Linus Torvalds just tagged the Linux 6.11 kernel as stable. There are many changes and new features in Linux 6.11 including numerous AMD CPU and GPU improvements, preparations for upcoming Intel platforms, initial block atomic write support for NVMe and SCSI drives, the DRM Panic infrastructure can now display a monochrome logo if desired, easier support for building Pacman kernel packages for Arch Linux, DeviceTree files for initial Snapdragon X1 laptops, and much more.
↫ Michael Larabel
Especially the Snapdragon stuff interests me, as I really want to move to ARM for my laptop needs at some point, and I’m obviously not going to be using Windows or macOS. I hope the bringup for the Snapdragon laptop chips is smooth sailing from here and picks up pace, because I’d hate for Linux to miss out on this transition. Qualcomm talked big game about supporting Linux properly, but it feels like they’re – what a surprise – not backing those words up with actions so far.

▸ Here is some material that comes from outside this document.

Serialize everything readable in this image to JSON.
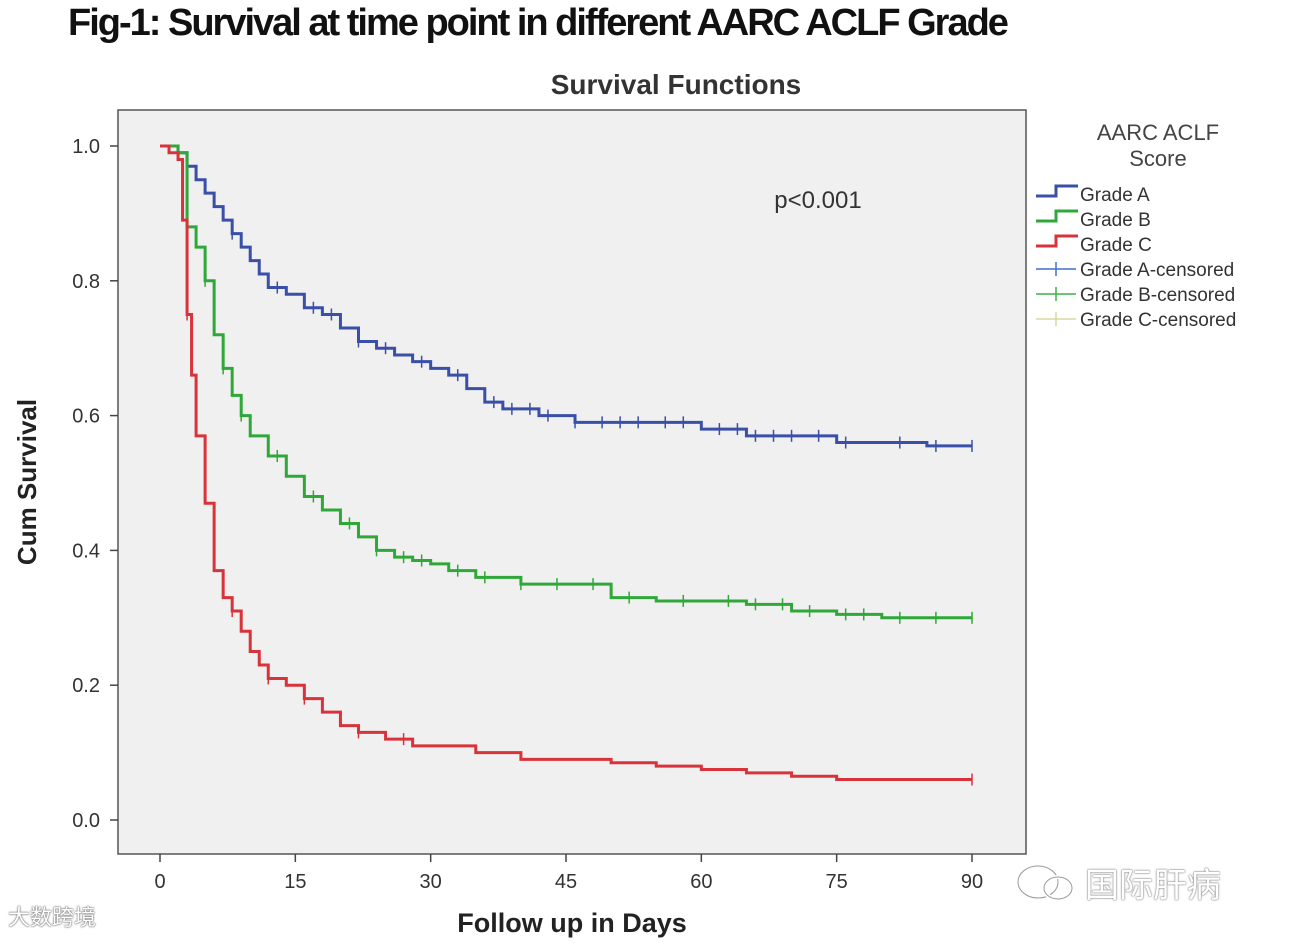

As far as I see these ARM laptops have a trend to be locked up like phones. Wouldn’t be surprised Microsoft will try to make this happen.

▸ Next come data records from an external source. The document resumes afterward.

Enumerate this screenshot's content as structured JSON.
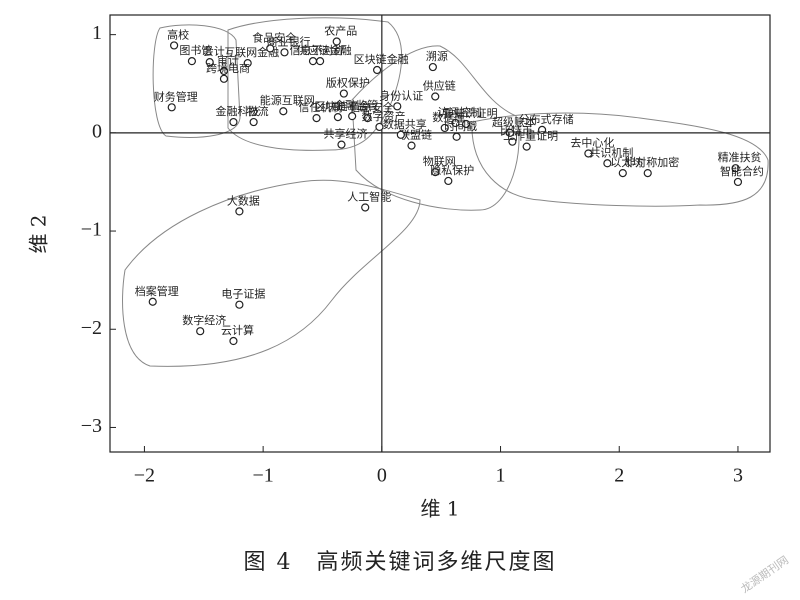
{
  "chart_data": {
    "type": "scatter",
    "caption": "图 4　高频关键词多维尺度图",
    "x_label": "维 1",
    "y_label": "维 2",
    "watermark": "龙源期刊网",
    "labels": [
      "高校",
      "图书馆",
      "会计",
      "审计",
      "互联网金融",
      "跨境电商",
      "财务管理",
      "金融科技",
      "物流",
      "食品安全",
      "商业银行",
      "能源互联网",
      "信任机制",
      "区块链平台",
      "金融监管",
      "信息安全",
      "农产品",
      "信息不对称",
      "供应链金融",
      "版权保护",
      "区块链金融",
      "溯源",
      "供应链",
      "访问控制",
      "身份认证",
      "数据库",
      "零知识证明",
      "超级账本",
      "分布式存储",
      "联盟链",
      "数字资产",
      "共享经济",
      "数据共享",
      "时间戳",
      "比特币",
      "工作量证明",
      "去中心化",
      "共识机制",
      "以太坊",
      "非对称加密",
      "精准扶贫",
      "智能合约",
      "物联网",
      "隐私保护",
      "人工智能",
      "大数据",
      "档案管理",
      "电子证据",
      "数字经济",
      "云计算"
    ],
    "x": [
      -1.75,
      -1.6,
      -1.45,
      -1.33,
      -1.13,
      -1.33,
      -1.77,
      -1.25,
      -1.08,
      -0.94,
      -0.82,
      -0.83,
      -0.55,
      -0.37,
      -0.25,
      -0.12,
      -0.38,
      -0.58,
      -0.52,
      -0.32,
      -0.04,
      0.43,
      0.45,
      0.62,
      0.13,
      0.53,
      0.71,
      1.08,
      1.35,
      0.25,
      -0.02,
      -0.34,
      0.16,
      0.63,
      1.1,
      1.22,
      1.74,
      1.9,
      2.03,
      2.24,
      2.98,
      3.0,
      0.45,
      0.56,
      -0.14,
      -1.2,
      -1.93,
      -1.2,
      -1.53,
      -1.25
    ],
    "values": [
      0.89,
      0.73,
      0.72,
      0.63,
      0.71,
      0.55,
      0.26,
      0.11,
      0.11,
      0.86,
      0.82,
      0.22,
      0.15,
      0.16,
      0.17,
      0.15,
      0.93,
      0.73,
      0.73,
      0.4,
      0.64,
      0.67,
      0.37,
      0.1,
      0.27,
      0.05,
      0.09,
      0.0,
      0.03,
      -0.13,
      0.06,
      -0.12,
      -0.02,
      -0.04,
      -0.09,
      -0.14,
      -0.21,
      -0.31,
      -0.41,
      -0.41,
      -0.36,
      -0.5,
      -0.4,
      -0.49,
      -0.76,
      -0.8,
      -1.72,
      -1.75,
      -2.02,
      -2.12
    ],
    "xlim": [
      -2.29,
      3.27
    ],
    "ylim": [
      -3.25,
      1.2
    ],
    "xticks": [
      {
        "value": -2,
        "label": "−2"
      },
      {
        "value": -1,
        "label": "−1"
      },
      0,
      1,
      2,
      3
    ],
    "yticks": [
      {
        "value": -3,
        "label": "−3"
      },
      {
        "value": -2,
        "label": "−2"
      },
      {
        "value": -1,
        "label": "−1"
      },
      0,
      1
    ],
    "color": "#222222"
  }
}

Apple’s haven’t been locked up. They don’t go out of their way to provide docs for someone else to implement the necessary hardware drivers, but they don’t try to prevent it either.
I believe at one point MS required that secure boot couldn’t be disabled on any windows/arm devices however.
When it comes to ARM it needs to be said that GNU/Linux is ahead on this front. So saying things like hopefully i won’t need to use Microsoft Windows on an ARM laptop, to make it work, that doesn’t really make all that much sense, as Microsoft Windows support for ARM devices is worse. As for using macOS, those people don’t really care if it’s ARM based hardware, or not, for them it’s just a technical detail, so resulting to buy an Apple device, just to run ARM based hardware, that is an option, still this is not on how you are supposed to use Apple devices. You shouldn’t really care about things like if it’s ARM based or not. It’s whatever Apple decided it should be and you should be OK with that, or you are doing it wrong.
Indeed, the snapdragon based laptops are just an overgrown version of the chips that power almost every smartphone. Android powers most of them and itself still runs atop the £inux kernel. Support for snapdragon along with all the other Qualcom chips might hardly be considered newsworthy.
The myth is of a community of 133t hackers bringing £inux onto new platforms out of passion but in reality I suspect big money needs this to happen, hence my inclusion of the currency sign in £inux (just like Micro$oft).
@Thom, are you able to throw a bit more color on the statement “Qualcomm talked big game about supporting Linux properly, but it feels like they’re – what a surprise – not backing those words up with actions so far”?
They have been adding support since kernel 6.8 and new functionality was delivered as part of 6.11 as promised? Are there not a couple of X Elite laptops that are not more or less usable out of the box with Linux at this point? I mean, we probably need Fedora ARM to adopt the 6.11 kernel first ( I think that Ubuntu is going to in October ) but otherwise…
They are using UEFI boot as promised. Many of the drivers to support the SoC are merged into the mainline. The big hold-up seems to be device trees for real hardware. But that is coming along.
I have not seen a detailed list of what is in 6.11 yet. Is it far less than promised? Has progress really stalled? I would really love to know more as it seems like you have a very clear view on the matter.
Along with news that Fedora was going to make it easier to seemlessly run AMD64 apps on ARM64 ( these chips ), I was letting myself get a little excited. I can see myself picking one of these X Elite laptops up and I hardly ever spend my own money on “new” gear.
It sounds like I am getting ahead of myself. What am I missing?